The phase vocoder is the classic algorithm. Split the audio into short overlapping windows, FFT each one into a frequency-domain representation, shift the frequencies by the desired ratio, inverse-FFT, overlap-add the results. The frequency-domain operation is "scale every component by the shift factor". The temporal length stays the same; the spectral content gets stretched along the frequency axis. Newer algorithms (PSOLA, WSOLA, granular) trade complexity for fewer artifacts.
A worked shift.
Shift a vocal up by 4 semitones (frequency ratio 1.26). With FFmpeg's rubberband filter: ffmpeg -i in.wav -af "rubberband=pitch=1.26" out.wav. Same length as input, vocal sounds noticeably higher, slight metallic artifact on plosives. For subtle pitch correction (±0.5 semitones), the artifact is inaudible. For dramatic shifts (±6 semitones or more), it's obvious.
+4 semitones
2^(4/12) ≈ 1.2599
Pitch ratio comes from semitone count via the 12th-root-of-2.
pitch_factor = 2^(semitones/12)
= ≈ 1.26× frequency
The artifact ceiling.
Every pitch-shift algorithm has a "no surprises" range and a "noticeable degradation" range. Phase vocoders are clean within ±2 semitones; beyond that, transients (drum hits, consonants) start sounding smeared. Specialised algorithms like Élastique Pro (used by professional DAWs) extend the clean range to ±6 or so. For dramatic effects you fall back on accepting the artifact as part of the sound — autotune, Daft Punk vocoder, anime "chipmunk".
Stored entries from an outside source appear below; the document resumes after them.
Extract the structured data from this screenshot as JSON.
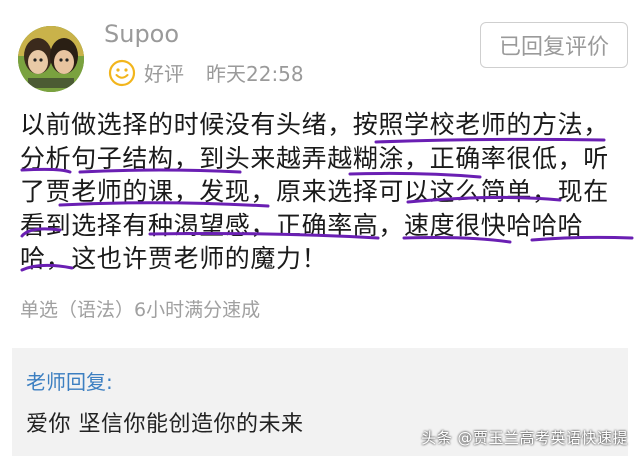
{
  "user": {
    "name": "Supoo",
    "rating": "好评",
    "time": "昨天22:58",
    "avatar_icon": "avatar-cartoon-icon",
    "rating_icon": "smile-icon"
  },
  "actions": {
    "reply_button": "已回复评价"
  },
  "review": {
    "text": "以前做选择的时候没有头绪，按照学校老师的方法，分析句子结构，到头来越弄越糊涂，正确率很低，听了贾老师的课，发现，原来选择可以这么简单，现在看到选择有种渴望感，正确率高，速度很快哈哈哈哈，这也许贾老师的魔力！"
  },
  "course": {
    "name": "单选（语法）6小时满分速成"
  },
  "teacher_reply": {
    "label": "老师回复:",
    "text": "爱你   坚信你能创造你的未来"
  },
  "watermark": {
    "text": "头条 @贾玉兰高考英语快速提"
  },
  "colors": {
    "underline": "#6a1fb3",
    "teacher_label": "#3c7fc1",
    "rating_icon": "#f2b51c",
    "muted_text": "#9a9a9a"
  }
}
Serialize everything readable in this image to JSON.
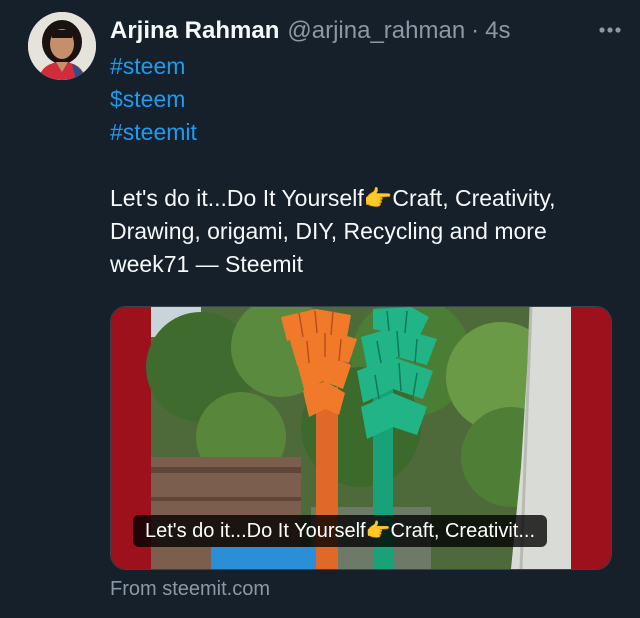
{
  "author": {
    "name": "Arjina Rahman",
    "handle": "@arjina_rahman",
    "separator": "·",
    "time": "4s"
  },
  "tweet": {
    "tags": [
      "#steem",
      "$steem",
      "#steemit"
    ],
    "text_before_emoji": "Let's do it...Do It Yourself",
    "emoji": "👉",
    "text_after_emoji": "Craft, Creativity, Drawing, origami, DIY, Recycling and more week71 — Steemit"
  },
  "card": {
    "caption_before_emoji": "Let's do it...Do It Yourself",
    "caption_emoji": "👉",
    "caption_after_emoji": "Craft, Creativit...",
    "source": "From steemit.com"
  },
  "icons": {
    "more": "more-horizontal-icon",
    "avatar": "user-avatar"
  },
  "colors": {
    "background": "#15202b",
    "link": "#1d9bf0",
    "muted": "#8b98a5",
    "text": "#f7f9f9"
  }
}
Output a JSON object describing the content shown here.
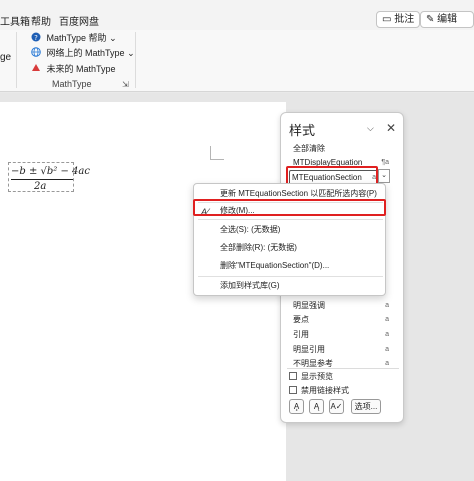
{
  "menubar": {
    "items": [
      "工具箱",
      "帮助",
      "百度网盘"
    ],
    "comment_button": "批注",
    "edit_button": "编辑"
  },
  "ribbon": {
    "cut_text": "ge",
    "mathtype_items": [
      "MathType 帮助",
      "网络上的 MathType",
      "未来的 MathType"
    ],
    "group_label": "MathType",
    "icon_colors": {
      "help": "#1f5fb5",
      "web": "#2b7bd6",
      "future": "#d83b3b"
    }
  },
  "document": {
    "equation_numerator": "−b ± √b² − 4ac",
    "equation_denominator": "2a"
  },
  "styles_pane": {
    "title": "样式",
    "entries": {
      "clear_all": "全部清除",
      "display_eq": "MTDisplayEquation",
      "display_eq_mark": "¶a",
      "selected": "MTEquationSection",
      "selected_mark": "a",
      "subtle_emphasis": "明显强调",
      "subtle_emphasis_mark": "a",
      "key_point": "要点",
      "key_point_mark": "a",
      "quote": "引用",
      "quote_mark": "a",
      "intense_quote": "明显引用",
      "intense_quote_mark": "a",
      "subtle_ref": "不明显参考",
      "subtle_ref_mark": "a"
    },
    "show_preview": "显示预览",
    "disable_linked": "禁用链接样式",
    "options_button": "选项..."
  },
  "context_menu": {
    "items": [
      "更新 MTEquationSection 以匹配所选内容(P)",
      "修改(M)...",
      "全选(S): (无数据)",
      "全部删除(R): (无数据)",
      "删除\"MTEquationSection\"(D)...",
      "添加到样式库(G)"
    ]
  }
}
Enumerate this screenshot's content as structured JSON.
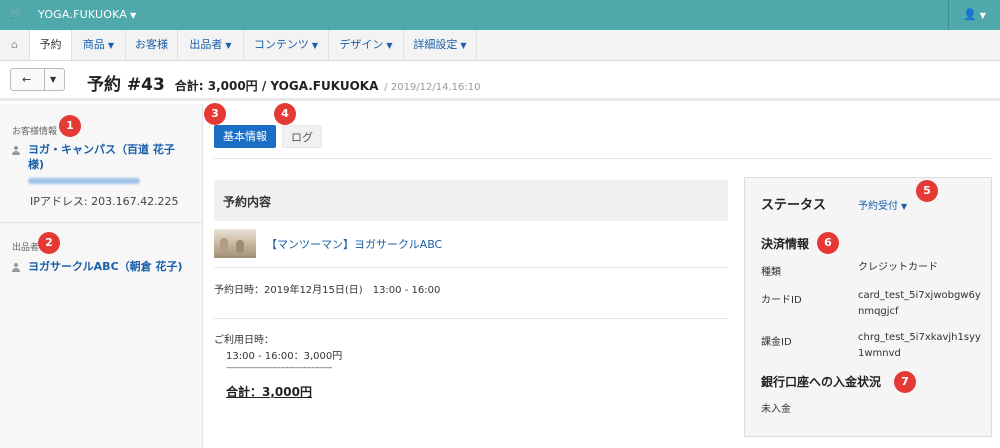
{
  "topbar": {
    "shop_icon": "cart-icon",
    "store_name": "YOGA.FUKUOKA",
    "user_icon": "user-icon"
  },
  "nav": {
    "home_icon": "home-icon",
    "items": [
      "予約",
      "商品",
      "お客様",
      "出品者",
      "コンテンツ",
      "デザイン",
      "詳細設定"
    ]
  },
  "header": {
    "title": "予約 #43",
    "summary": "合計: 3,000円 / YOGA.FUKUOKA",
    "datetime": "/ 2019/12/14,16:10"
  },
  "sidebar": {
    "customer_label": "お客様情報",
    "customer_name_line1": "ヨガ・キャンパス（百道 花子",
    "customer_name_line2": "様)",
    "ip": "IPアドレス: 203.167.42.225",
    "seller_label": "出品者",
    "seller_name": "ヨガサークルABC（朝倉 花子)"
  },
  "tabs": {
    "basic": "基本情報",
    "log": "ログ"
  },
  "content": {
    "section_title": "予約内容",
    "product_link": "【マンツーマン】ヨガサークルABC",
    "reservation_date": "予約日時：2019年12月15日(日)　13:00 - 16:00",
    "usage_label": "ご利用日時：",
    "usage_line": "13:00 - 16:00：3,000円",
    "dash_line": "-----------------------------------------",
    "total": "合計：3,000円"
  },
  "status": {
    "title": "ステータス",
    "dropdown": "予約受付",
    "payment_title": "決済情報",
    "kind_label": "種類",
    "kind_value": "クレジットカード",
    "card_label": "カードID",
    "card_value_1": "card_test_5i7xjwobgw6y",
    "card_value_2": "nmqgjcf",
    "charge_label": "課金ID",
    "charge_value_1": "chrg_test_5i7xkavjh1syy",
    "charge_value_2": "1wmnvd",
    "bank_title": "銀行口座への入金状況",
    "bank_value": "未入金"
  },
  "badges": [
    "1",
    "2",
    "3",
    "4",
    "5",
    "6",
    "7"
  ],
  "colors": {
    "topbar": "#4fa8aa",
    "primary": "#1a6fc4",
    "link": "#1a5fa8",
    "badge": "#e53935"
  }
}
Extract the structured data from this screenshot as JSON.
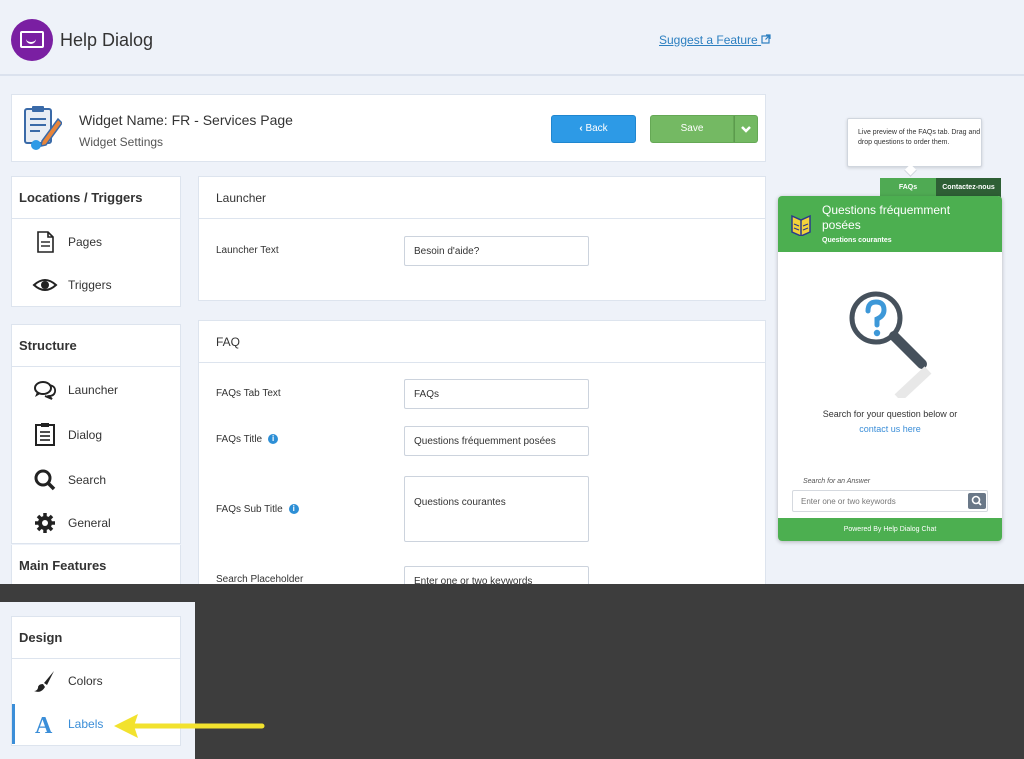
{
  "app": {
    "title": "Help Dialog",
    "suggest_link": "Suggest a Feature"
  },
  "widget": {
    "name": "Widget Name: FR - Services Page",
    "subtitle": "Widget Settings",
    "back_label": "Back",
    "save_label": "Save"
  },
  "nav": {
    "locations": {
      "title": "Locations / Triggers",
      "items": [
        "Pages",
        "Triggers"
      ]
    },
    "structure": {
      "title": "Structure",
      "items": [
        "Launcher",
        "Dialog",
        "Search",
        "General"
      ]
    },
    "main_features": {
      "title": "Main Features"
    },
    "design": {
      "title": "Design",
      "items": [
        "Colors",
        "Labels"
      ],
      "active": "Labels"
    }
  },
  "launcher": {
    "title": "Launcher",
    "text_label": "Launcher Text",
    "text_value": "Besoin d'aide?"
  },
  "faq": {
    "title": "FAQ",
    "tab_text_label": "FAQs Tab Text",
    "tab_text_value": "FAQs",
    "title_label": "FAQs Title",
    "title_value": "Questions fréquemment posées",
    "subtitle_label": "FAQs Sub Title",
    "subtitle_value": "Questions courantes",
    "placeholder_label": "Search Placeholder",
    "placeholder_value": "Enter one or two keywords"
  },
  "preview": {
    "tooltip": "Live preview of the FAQs tab. Drag and drop questions to order them.",
    "tab_faqs": "FAQs",
    "tab_contact": "Contactez-nous",
    "title": "Questions fréquemment posées",
    "subtitle": "Questions courantes",
    "body_text": "Search for your question below or",
    "contact_link": "contact us here",
    "search_label": "Search for an Answer",
    "search_placeholder": "Enter one or two keywords",
    "footer": "Powered By  Help Dialog Chat"
  },
  "colors": {
    "accent_green": "#4caf50",
    "accent_blue": "#2d9ae6",
    "brand_purple": "#7a1fa2",
    "overlay": "#3d3d3d",
    "arrow": "#f2e22e"
  }
}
Pitch correction vs pitch shift.
Pitch shift: move the whole signal up or down by a fixed amount. Pitch correction (autotune): detect the pitch of each note and pull it toward the nearest note on a scale. Same underlying tech (phase vocoder + spectral manipulation), different control signal — autotune adds note detection and a target scale. For "I want my voice deeper", pitch shift. For "I want my singing in tune", pitch correction.